Types of Risk

Quick Answer

Systematic risks (market, interest rate, inflation, currency) hit the whole market and cannot be diversified away; unsystematic risks (business, financial, liquidity, regulatory) are issuer-specific and can be diversified away. Opportunity cost is a foregone gain, not a real loss. In liquidation, debt always beats equity.

The whole unit on one sheet: the two risk families, opportunity cost, and the liquidation ladder the exam loves.


The One-Liners That Win Points

  • Systematic risk = non-diversifiable = market risk. Diversification does nothing; only hedging or asset allocation mitigates it. Measured by beta.
  • Interest rate risk: rates and bond prices move inversely. Longer maturity plus lower coupon equals greater sensitivity.
  • Inflation risk (purchasing power risk) hits fixed-income hardest, since payments are fixed in nominal terms.
  • Exchange rate risk (currency risk) applies to any foreign-currency investment; a strengthening dollar can erase a positive local return.
  • Reinvestment risk: cash flows must be reinvested at lower prevailing rates when rates fall.
  • Unsystematic risk = diversifiable = company-specific. Named by the North American Securities Administrators Association (NASAA): credit, legal/regulatory, financial, and issuer-specific (business) risk.
  • Credit risk (default risk): issuer fails to pay; United States Treasuries carry virtually none.
  • Financial risk comes from leverage (debt), not operations; business risk is operational quality. A great business can still fail from too much debt.
  • Liquidity risk: cannot sell quickly without a price concession (direct participation programs, non-traded real estate investment trusts, hedge funds, restricted securities).
  • Opportunity cost is the return given up on the next-best alternative; it is a foregone gain, an implicit cost, NOT an actual loss.

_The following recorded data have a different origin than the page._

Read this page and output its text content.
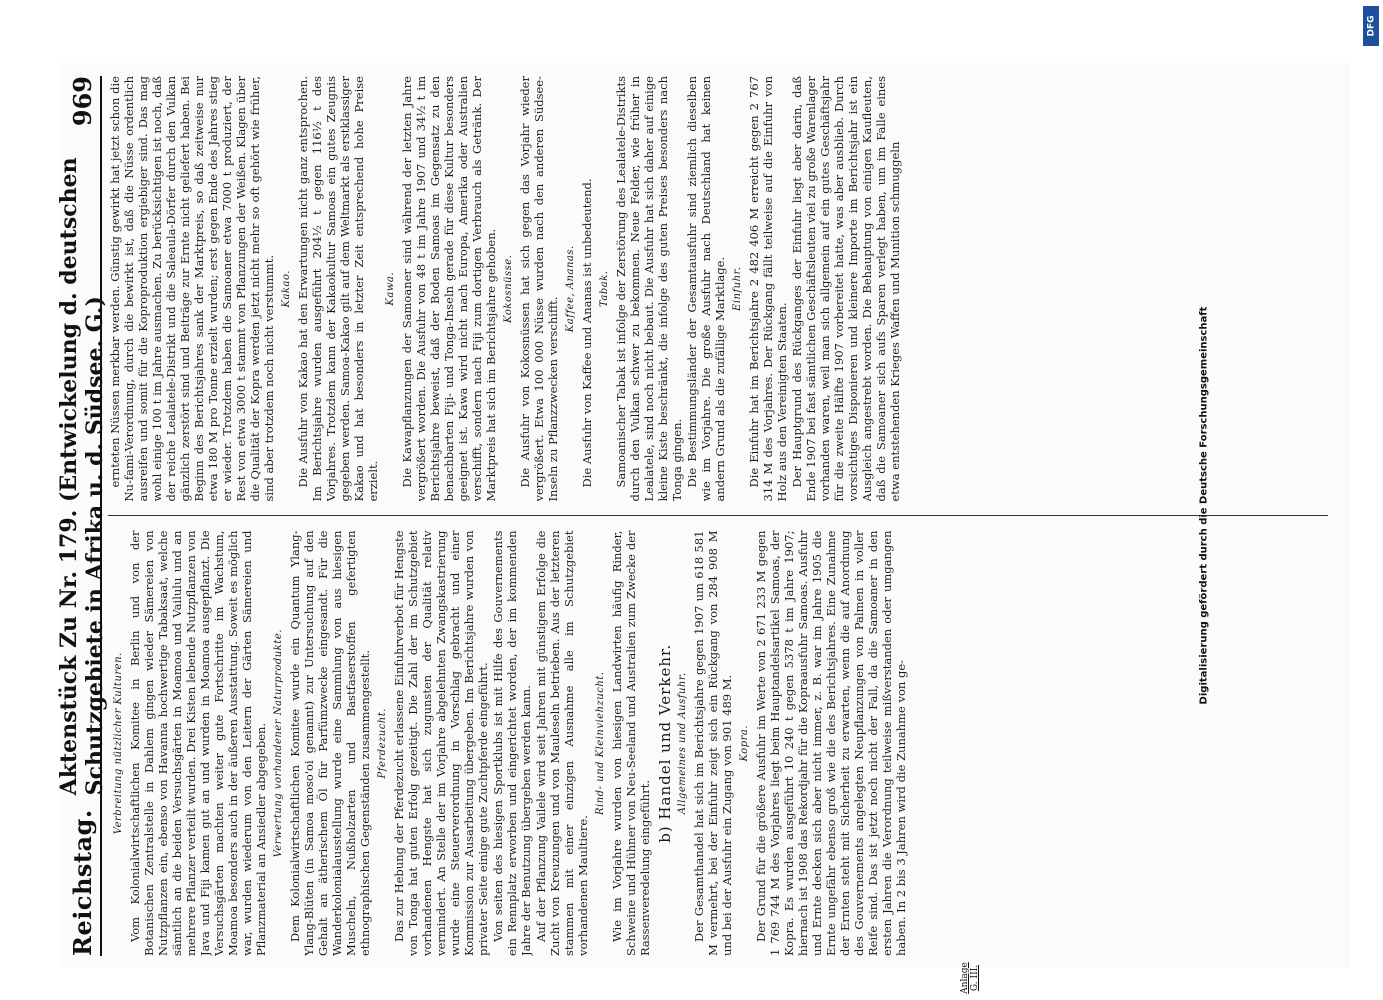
Reichstag.
Aktenstück Zu Nr. 179. (Entwickelung d. deutschen Schutzgebiete in Afrika u. d. Südsee. G.)
969
Anlage G. III.
Verbreitung nützlicher Kulturen. Vom Kolonialwirtschaftlichen Komitee in Berlin und von der Botanischen Zentralstelle in Dahlem gingen wieder Sämereien von Nutzpflanzen ein, ebenso von Havanna hochwertige Tabaksaat, welche sämtlich an die beiden Versuchsgärten in Moamoa und Vailulu und an mehrere Pflanzer verteilt wurden. Drei Kisten lebende Nutzpflanzen von Java und Fiji kamen gut an und wurden in Moamoa ausgepflanzt. Die Versuchsgärten machten weiter gute Fortschritte im Wachstum, Moamoa besonders auch in der äußeren Ausstattung. Soweit es möglich war, wurden wiederum von den Leitern der Gärten Sämereien und Pflanzmaterial an Ansiedler abgegeben. Verwertung vorhandener Naturprodukte. Dem Kolonialwirtschaftlichen Komitee wurde ein Quantum Ylang-Ylang-Blüten (in Samoa moso'oi genannt) zur Untersuchung auf den Gehalt an ätherischem Öl für Parfümzwecke eingesandt. Für die Wanderkolonialausstellung wurde eine Sammlung von aus hiesigen Muscheln, Nußholzarten und Bastfaserstoffen gefertigten ethnographischen Gegenständen zusammengestellt. Pferdezucht. Das zur Hebung der Pferdezucht erlassene Einfuhrverbot für Hengste von Tonga hat guten Erfolg gezeitigt. Die Zahl der im Schutzgebiet vorhandenen Hengste hat sich zugunsten der Qualität relativ vermindert. An Stelle der im Vorjahre abgelehnten Zwangskastrierung wurde eine Steuerverordnung in Vorschlag gebracht und einer Kommission zur Ausarbeitung übergeben. Im Berichtsjahre wurden von privater Seite einige gute Zuchtpferde eingeführt. Von seiten des hiesigen Sportklubs ist mit Hilfe des Gouvernements ein Rennplatz erworben und eingerichtet worden, der im kommenden Jahre der Benutzung übergeben werden kann. Auf der Pflanzung Vailele wird seit Jahren mit günstigem Erfolge die Zucht von Kreuzungen und von Mauleseln betrieben. Aus der letzteren stammen mit einer einzigen Ausnahme alle im Schutzgebiet vorhandenen Maultiere.

Rind- und Kleinviehzucht. Wie im Vorjahre wurden von hiesigen Landwirten häufig Rinder, Schweine und Hühner von Neu-Seeland und Australien zum Zwecke der Rassenveredelung eingeführt.

b) Handel und Verkehr. Allgemeines und Ausfuhr. Der Gesamthandel hat sich im Berichtsjahre gegen 1907 um 618 581 M vermehrt, bei der Einfuhr zeigt sich ein Rückgang von 284 908 M und bei der Ausfuhr ein Zugang von 901 489 M. Kopra. Der Grund für die größere Ausfuhr im Werte von 2 671 233 M gegen 1 769 744 M des Vorjahres liegt beim Hauptandelsartikel Samoas, der Kopra. Es wurden ausgeführt 10 240 t gegen 5378 t im Jahre 1907; hiernach ist 1908 das Rekordjahr für die Kopraausfuhr Samoas. Ausfuhr und Ernte decken sich aber nicht immer, z. B. war im Jahre 1905 die Ernte ungefähr ebenso groß wie die des Berichtsjahres. Eine Zunahme der Ernten steht mit Sicherheit zu erwarten, wenn die auf Anordnung des Gouvernements angelegten Neupflanzungen von Palmen in voller Reife sind. Das ist jetzt noch nicht der Fall, da die Samoaner in den ersten Jahren die Verordnung teilweise mißverstanden oder umgangen haben. In 2 bis 3 Jahren wird die Zunahme von ge-

ernteten Nüssen merkbar werden. Günstig gewirkt hat jetzt schon die Nu-fami-Verordnung, durch die bewirkt ist, daß die Nüsse ordentlich ausreifen und somit für die Koproproduktion ergiebiger sind. Das mag wohl einige 100 t im Jahre ausmachen. Zu berücksichtigen ist noch, daß der reiche Lealatele-Distrikt und die Saleaula-Dörfer durch den Vulkan gänzlich zerstört sind und Beiträge zur Ernte nicht geliefert haben. Bei Beginn des Berichtsjahres sank der Marktpreis, so daß zeitweise nur etwa 180 M pro Tonne erzielt wurden; erst gegen Ende des Jahres stieg er wieder. Trotzdem haben die Samoaner etwa 7000 t produziert, der Rest von etwa 3000 t stammt von Pflanzungen der Weißen. Klagen über die Qualität der Kopra werden jetzt nicht mehr so oft gehört wie früher, sind aber trotzdem noch nicht verstummt. Kakao. Die Ausfuhr von Kakao hat den Erwartungen nicht ganz entsprochen. Im Berichtsjahre wurden ausgeführt 204½ t gegen 116½ t des Vorjahres. Trotzdem kann der Kakaokultur Samoas ein gutes Zeugnis gegeben werden. Samoa-Kakao gilt auf dem Weltmarkt als erstklassiger Kakao und hat besonders in letzter Zeit entsprechend hohe Preise erzielt.

Kawa. Die Kawapflanzungen der Samoaner sind während der letzten Jahre vergrößert worden. Die Ausfuhr von 48 t im Jahre 1907 und 34½ t im Berichtsjahre beweist, daß der Boden Samoas im Gegensatz zu den benachbarten Fiji- und Tonga-Inseln gerade für diese Kultur besonders geeignet ist. Kawa wird nicht nach Europa, Amerika oder Australien verschifft, sondern nach Fiji zum dortigen Verbrauch als Getränk. Der Marktpreis hat sich im Berichtsjahre gehoben. Kokosnüsse. Die Ausfuhr von Kokosnüssen hat sich gegen das Vorjahr wieder vergrößert. Etwa 100 000 Nüsse wurden nach den anderen Südsee-Inseln zu Pflanzzwecken verschifft.

Kaffee, Ananas. Die Ausfuhr von Kaffee und Ananas ist unbedeutend. Tabak. Samoanischer Tabak ist infolge der Zerstörung des Lealatele-Distrikts durch den Vulkan schwer zu bekommen. Neue Felder, wie früher in Lealatele, sind noch nicht bebaut. Die Ausfuhr hat sich daher auf einige kleine Kiste beschränkt, die infolge des guten Preises besonders nach Tonga gingen. Die Bestimmungsländer der Gesamtausfuhr sind ziemlich dieselben wie im Vorjahre. Die große Ausfuhr nach Deutschland hat keinen andern Grund als die zufällige Marktlage. Einfuhr. Die Einfuhr hat im Berichtsjahre 2 482 406 M erreicht gegen 2 767 314 M des Vorjahres. Der Rückgang fällt teilweise auf die Einfuhr von Holz aus den Vereinigten Staaten. Der Hauptgrund des Rückganges der Einfuhr liegt aber darin, daß Ende 1907 bei fast sämtlichen Geschäftsleuten viel zu große Warenlager vorhanden waren, weil man sich allgemein auf ein gutes Geschäftsjahr für die zweite Hälfte 1907 vorbereitet hatte, was aber ausblieb. Durch vorsichtiges Disponieren und kleinere Importe im Berichtsjahr ist ein Ausgleich angestrebt worden. Die Behauptung von einigen Kaufleuten, daß die Samoaner sich aufs Sparen verlegt haben, um im Falle eines etwa entstehenden Krieges Waffen und Munition schmuggeln

DFG
Digitalisierung gefördert durch die Deutsche Forschungsgemeinschaft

Memory Aid: PRIME for the Systematic Five

PRIME captures the five systematic risks most commonly tested: Purchasing power (inflation), Reinvestment, Interest rate, Market, Exchange rate (currency).

Top Gotchas

  • Systematic vs. unsystematic: if a question says "can be reduced through diversification," the answer is unsystematic. Credit risk is unsystematic even in a recession; interest rate risk is systematic because it hits all fixed-income at once.
  • Political risk is unsystematic (one country's policies); geopolitical risk is systematic (broad global market).
  • Diversification and asset allocation are different tools. Diversification (many securities) cancels unsystematic risk; asset allocation (mix of stocks, bonds, cash) manages systematic risk. Two hundred stocks are diversified but still carry full market risk.
  • Utility stocks fall when rates rise because utilities are highly leveraged (sector risk), NOT because they are fixed-income.
  • Liquidation ladder (debt always before equity): secured debt, then unsecured debentures, then subordinated debt, then preferred stock, then common stock (residual, often nothing).
  • Higher priority equals lower risk equals lower expected return. Least risk in bankruptcy is secured bondholders, not preferred stockholders.
  • Preferred stock is equity; it is paid AFTER every creditor, including subordinated debenture holders. Adjectives do not matter: a junior subordinated debenture still beats a senior preferred stock.

One-Breath Recap

Risk splits two ways: systematic risks (market, interest rate, inflation, currency, reinvestment, captured by PRIME) hit the whole market and cannot be diversified away, mitigated only by hedging or asset allocation; unsystematic risks (credit, financial, legal/regulatory, issuer-specific, plus liquidity, political, and call) are company-specific and diversified away by holding many issuers. Beta measures systematic risk. Opportunity cost is a foregone gain, not a loss. In liquidation, debt always beats equity: secured, unsecured, subordinated, preferred, then common last, and higher priority always means lower risk and lower return.